Whether tests have great value or are more or less just dead weight depends on many factors in the software project, with many of them being non-technical. Some of these include:

  • Size of, age of, technology used, and architecture of the project
  • Size and technical proficiency of the team
  • Non-technical qualities of the team (e.g. personality, ability to collaborate together)
  • Relationship between the team and project (e.g. do people care about the project), including their history (e.g. has it been the same team maintaining the project, or many different teams over time)
  • Domain of the project

Depending on where a project lands on these factors (and many more not listed here), you will see various degrees of usefulness of tests. If you have a large project that’s been around for 10+ years, where many teams of varying degrees of skill have contributed to it, then tests will probably seem very valuable here. On the other hand, if you have an equally large and complex project, but one that has only been worked on by a single small team of highly competent engineers who not only work well together, but all deeply care personally about the project, then tests probably won’t appear as valuable. This is not to say that tests have no value in this case, since even the best people slip up and make mistakes which tests can help catch, but that their benefits may be reduced enough to not justify their costs.

Thinking of each of these factors as adjustable dials, we can perhaps begin to quantify the value of tests as a framework more formally. For example, holding everything else constant, generally the larger and more complex a project is, the more value tests bring. Similarly, with everything else held the same, generally the smaller the team and the more skilled the team members, the less value tests bring.
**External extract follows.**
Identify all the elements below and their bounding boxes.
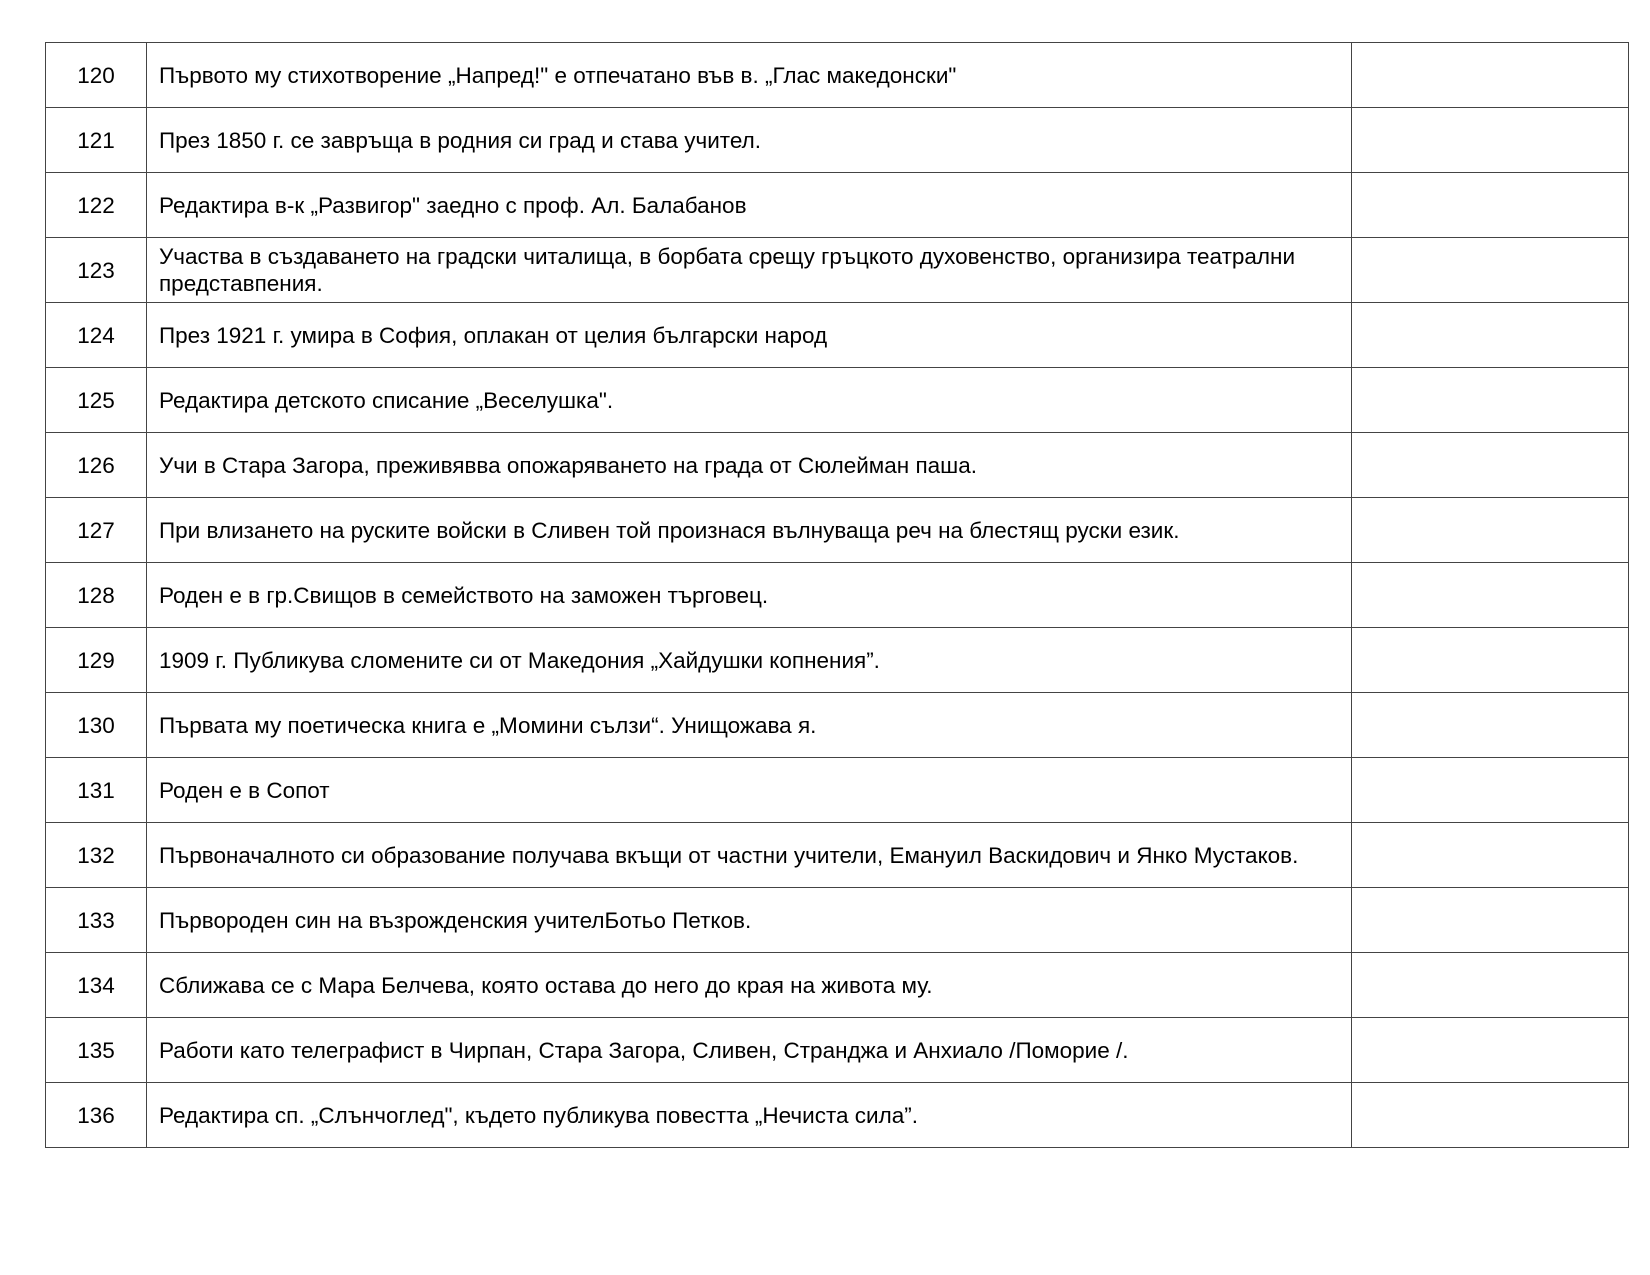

This is typically what the people that hold opinions about tests that start with “well it depends” try to do, they begin to fill in this heuristic framework. The problem is twofold. One is that there are simply too many factors to consider, and we can’t just “hold everything else constant” in real life. The other is that many of these factors are non-technical, such as how well a team collaborates or the personality of the project maintainer, and cannot be quantified.

Without a way to formalize a framework, opinions about tests are just that, opinions. And like all opinions, they are formed in large part from our personal experiences and our thinking around those experiences. So the diverse opinions that people have about tests is simply a reflection of the diverse range of projects that people have encountered. There is no right or wrong answer, only more or less applicable for this specific set of software projects and teams. Even the “well it depends” answer will vary greatly in what comes after, based on people’s unique experiences.

But wait! Say you consider all of the above nuances and factors. If you view software engineering as a function of programming integrated over time, then over the course of a project, any of these factors could change unpredictably, there is high long term uncertainty, and so tests are always valuable in the long run. Shouldn’t this be the “true” general opinion about tests? Maybe, but even this idea is really only applicable to long-living non-personal software projects, and is not what everyone experiences.